Plaintiff Seeks Sanctions for Destroyed Audio Tapes in Discrimination Case
In a particularly contentious employment discrimination case Sokn v. Fieldcrest Community Unit School District No. 8, et al., 2014 WL 201534(C.D.Ill. January 17, 2014), Plaintiff was a school principal who alleged gender discrimination and unlawful retaliation by Defendants. Plaintiff objected to the Magistrate’s Report and Recommendation denying sanctions for the destruction of audio tapes of closed-session school board meetings. The court noted that the duty to preserve evidence arose when Plaintiff sent a letter on March 24, 2010, claiming that she received disparate treatment based on her gender. The court is clear that if the tapes were destroyed prior to March 24, 2010, then sanctions would not be warranted but if they were destroyed after, then bad faith could be inferred.
The problem? No one knew when the tapes were destroyed, and the record suggested that there was no way to know when the tapes were destroyed. Although Plaintiff argued the burden should be on Defendants to prove they were destroyed prior to March 24, 2010, the court cites case law saying otherwise. It is the burden of the party seeking sanctions to prove such are warranted, citing Plunk v. City of Elwood, Ill., 2009 WL 1444436(N.D.Ill. 2009). The court found that since there was no evidence of when the destruction occurred, no sanctions were warranted.
Spoliation of evidence was not the only issue. Plaintiff also sought sanctions for withholding evidence, as the defense counsel supplied two audio tapes only after oral depositions of certain defense witnesses were taken.
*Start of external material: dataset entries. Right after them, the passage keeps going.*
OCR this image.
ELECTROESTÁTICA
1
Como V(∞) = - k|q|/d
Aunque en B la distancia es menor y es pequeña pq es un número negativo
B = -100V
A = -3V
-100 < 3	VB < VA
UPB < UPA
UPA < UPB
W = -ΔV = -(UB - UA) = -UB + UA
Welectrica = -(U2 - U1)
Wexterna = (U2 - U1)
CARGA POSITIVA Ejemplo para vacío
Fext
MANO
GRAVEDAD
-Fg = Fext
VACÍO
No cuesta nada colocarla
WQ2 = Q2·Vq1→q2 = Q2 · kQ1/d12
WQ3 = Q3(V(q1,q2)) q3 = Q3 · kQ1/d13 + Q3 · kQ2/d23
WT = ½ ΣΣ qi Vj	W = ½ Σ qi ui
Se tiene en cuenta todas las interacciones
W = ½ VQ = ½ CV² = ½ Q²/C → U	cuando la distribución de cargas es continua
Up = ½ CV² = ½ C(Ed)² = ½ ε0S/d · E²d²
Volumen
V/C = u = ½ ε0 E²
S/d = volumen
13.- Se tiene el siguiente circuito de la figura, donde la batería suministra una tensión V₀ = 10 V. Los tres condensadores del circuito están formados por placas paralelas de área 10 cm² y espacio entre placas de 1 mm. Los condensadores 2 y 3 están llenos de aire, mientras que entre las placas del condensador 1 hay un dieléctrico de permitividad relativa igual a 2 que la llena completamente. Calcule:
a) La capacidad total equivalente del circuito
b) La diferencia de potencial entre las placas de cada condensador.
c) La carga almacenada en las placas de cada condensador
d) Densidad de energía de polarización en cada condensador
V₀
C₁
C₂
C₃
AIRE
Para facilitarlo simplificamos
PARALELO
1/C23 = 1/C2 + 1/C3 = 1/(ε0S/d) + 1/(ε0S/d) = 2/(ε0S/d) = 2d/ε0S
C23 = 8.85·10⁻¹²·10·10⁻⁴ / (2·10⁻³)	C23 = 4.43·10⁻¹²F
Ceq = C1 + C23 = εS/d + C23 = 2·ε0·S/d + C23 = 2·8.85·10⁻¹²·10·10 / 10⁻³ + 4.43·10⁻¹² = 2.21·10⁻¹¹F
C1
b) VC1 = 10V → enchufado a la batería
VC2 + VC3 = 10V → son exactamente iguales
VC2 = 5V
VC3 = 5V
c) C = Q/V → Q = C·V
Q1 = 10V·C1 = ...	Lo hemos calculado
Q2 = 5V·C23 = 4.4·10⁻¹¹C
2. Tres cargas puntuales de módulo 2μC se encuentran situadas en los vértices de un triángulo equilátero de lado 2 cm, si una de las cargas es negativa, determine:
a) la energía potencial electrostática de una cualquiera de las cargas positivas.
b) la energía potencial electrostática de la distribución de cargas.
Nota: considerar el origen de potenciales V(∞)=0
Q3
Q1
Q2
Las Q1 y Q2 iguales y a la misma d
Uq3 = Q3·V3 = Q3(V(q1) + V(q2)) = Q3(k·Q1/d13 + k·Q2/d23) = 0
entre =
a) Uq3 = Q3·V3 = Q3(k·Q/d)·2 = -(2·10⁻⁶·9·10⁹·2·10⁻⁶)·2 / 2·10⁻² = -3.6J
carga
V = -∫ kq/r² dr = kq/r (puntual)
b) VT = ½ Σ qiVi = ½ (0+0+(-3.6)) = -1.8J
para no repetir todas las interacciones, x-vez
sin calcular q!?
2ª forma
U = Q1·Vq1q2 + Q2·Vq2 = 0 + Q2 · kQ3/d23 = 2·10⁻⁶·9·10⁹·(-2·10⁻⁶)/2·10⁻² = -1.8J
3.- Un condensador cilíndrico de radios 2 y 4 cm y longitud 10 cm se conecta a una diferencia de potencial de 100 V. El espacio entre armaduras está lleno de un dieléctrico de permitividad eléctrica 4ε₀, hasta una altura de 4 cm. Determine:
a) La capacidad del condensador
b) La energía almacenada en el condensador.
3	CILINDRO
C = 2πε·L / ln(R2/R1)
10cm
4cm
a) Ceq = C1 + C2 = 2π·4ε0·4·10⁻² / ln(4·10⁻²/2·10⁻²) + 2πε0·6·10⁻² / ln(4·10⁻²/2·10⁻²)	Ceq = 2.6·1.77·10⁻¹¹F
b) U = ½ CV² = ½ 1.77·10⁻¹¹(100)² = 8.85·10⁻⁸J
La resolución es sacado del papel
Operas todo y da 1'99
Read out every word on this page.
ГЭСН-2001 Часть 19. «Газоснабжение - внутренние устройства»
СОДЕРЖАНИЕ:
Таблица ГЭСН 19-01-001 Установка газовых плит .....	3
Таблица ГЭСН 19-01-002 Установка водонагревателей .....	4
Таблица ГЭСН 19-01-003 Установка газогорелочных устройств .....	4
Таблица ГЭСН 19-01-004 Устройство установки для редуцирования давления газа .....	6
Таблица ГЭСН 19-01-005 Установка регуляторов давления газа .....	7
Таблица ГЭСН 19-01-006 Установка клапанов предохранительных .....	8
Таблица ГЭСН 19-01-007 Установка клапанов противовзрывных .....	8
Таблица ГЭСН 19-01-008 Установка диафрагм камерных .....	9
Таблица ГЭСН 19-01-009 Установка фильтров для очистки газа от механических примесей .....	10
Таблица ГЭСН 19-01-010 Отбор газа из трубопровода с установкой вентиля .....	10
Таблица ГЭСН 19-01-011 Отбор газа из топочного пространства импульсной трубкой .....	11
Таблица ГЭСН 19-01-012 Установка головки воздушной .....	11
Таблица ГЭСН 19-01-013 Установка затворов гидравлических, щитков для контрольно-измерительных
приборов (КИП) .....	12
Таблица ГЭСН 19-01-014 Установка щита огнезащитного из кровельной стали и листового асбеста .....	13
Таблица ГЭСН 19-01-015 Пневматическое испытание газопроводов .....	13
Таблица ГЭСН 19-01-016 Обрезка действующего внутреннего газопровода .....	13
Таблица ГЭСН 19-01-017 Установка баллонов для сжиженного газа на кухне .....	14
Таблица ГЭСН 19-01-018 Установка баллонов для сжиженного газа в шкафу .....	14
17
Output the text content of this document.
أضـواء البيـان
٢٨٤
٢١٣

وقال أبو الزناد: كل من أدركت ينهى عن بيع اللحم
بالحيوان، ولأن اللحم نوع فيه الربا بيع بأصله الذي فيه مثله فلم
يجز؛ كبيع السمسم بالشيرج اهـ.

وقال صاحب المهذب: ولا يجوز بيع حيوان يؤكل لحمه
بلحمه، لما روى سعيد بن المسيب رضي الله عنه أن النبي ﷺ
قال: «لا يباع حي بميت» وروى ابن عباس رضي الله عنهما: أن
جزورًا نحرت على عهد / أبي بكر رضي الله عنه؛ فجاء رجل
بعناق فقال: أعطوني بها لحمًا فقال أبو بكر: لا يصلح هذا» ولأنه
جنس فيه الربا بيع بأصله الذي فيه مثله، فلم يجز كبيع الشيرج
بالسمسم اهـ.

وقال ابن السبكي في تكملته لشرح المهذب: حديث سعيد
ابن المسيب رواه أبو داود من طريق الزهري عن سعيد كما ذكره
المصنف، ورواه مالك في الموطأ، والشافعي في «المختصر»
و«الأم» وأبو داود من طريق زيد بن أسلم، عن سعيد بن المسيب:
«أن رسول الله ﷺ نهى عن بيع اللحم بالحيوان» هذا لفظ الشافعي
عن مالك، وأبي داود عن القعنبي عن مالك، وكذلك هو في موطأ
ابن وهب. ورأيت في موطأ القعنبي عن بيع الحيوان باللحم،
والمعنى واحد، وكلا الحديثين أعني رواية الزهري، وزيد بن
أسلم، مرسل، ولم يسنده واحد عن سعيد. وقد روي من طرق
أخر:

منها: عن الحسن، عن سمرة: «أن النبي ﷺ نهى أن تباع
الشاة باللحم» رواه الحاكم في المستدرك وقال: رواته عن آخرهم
Although the court noted that Plaintiff’s complaints were not baseless, it found that the conduct did not rise to the level of sanctions, as there was nothing to infer bad faith.
Plaintiff did succeed in obtaining a finding that a sanction is appropriate due to defense counsel’s conduct at a deposition. The defense counsel inappropriately told a witness to not answer a question. The court also admonished the defense for other behavior during the deposition. As sanction, the court ordered defense counsel to bear the attorney fee costs of that deposition.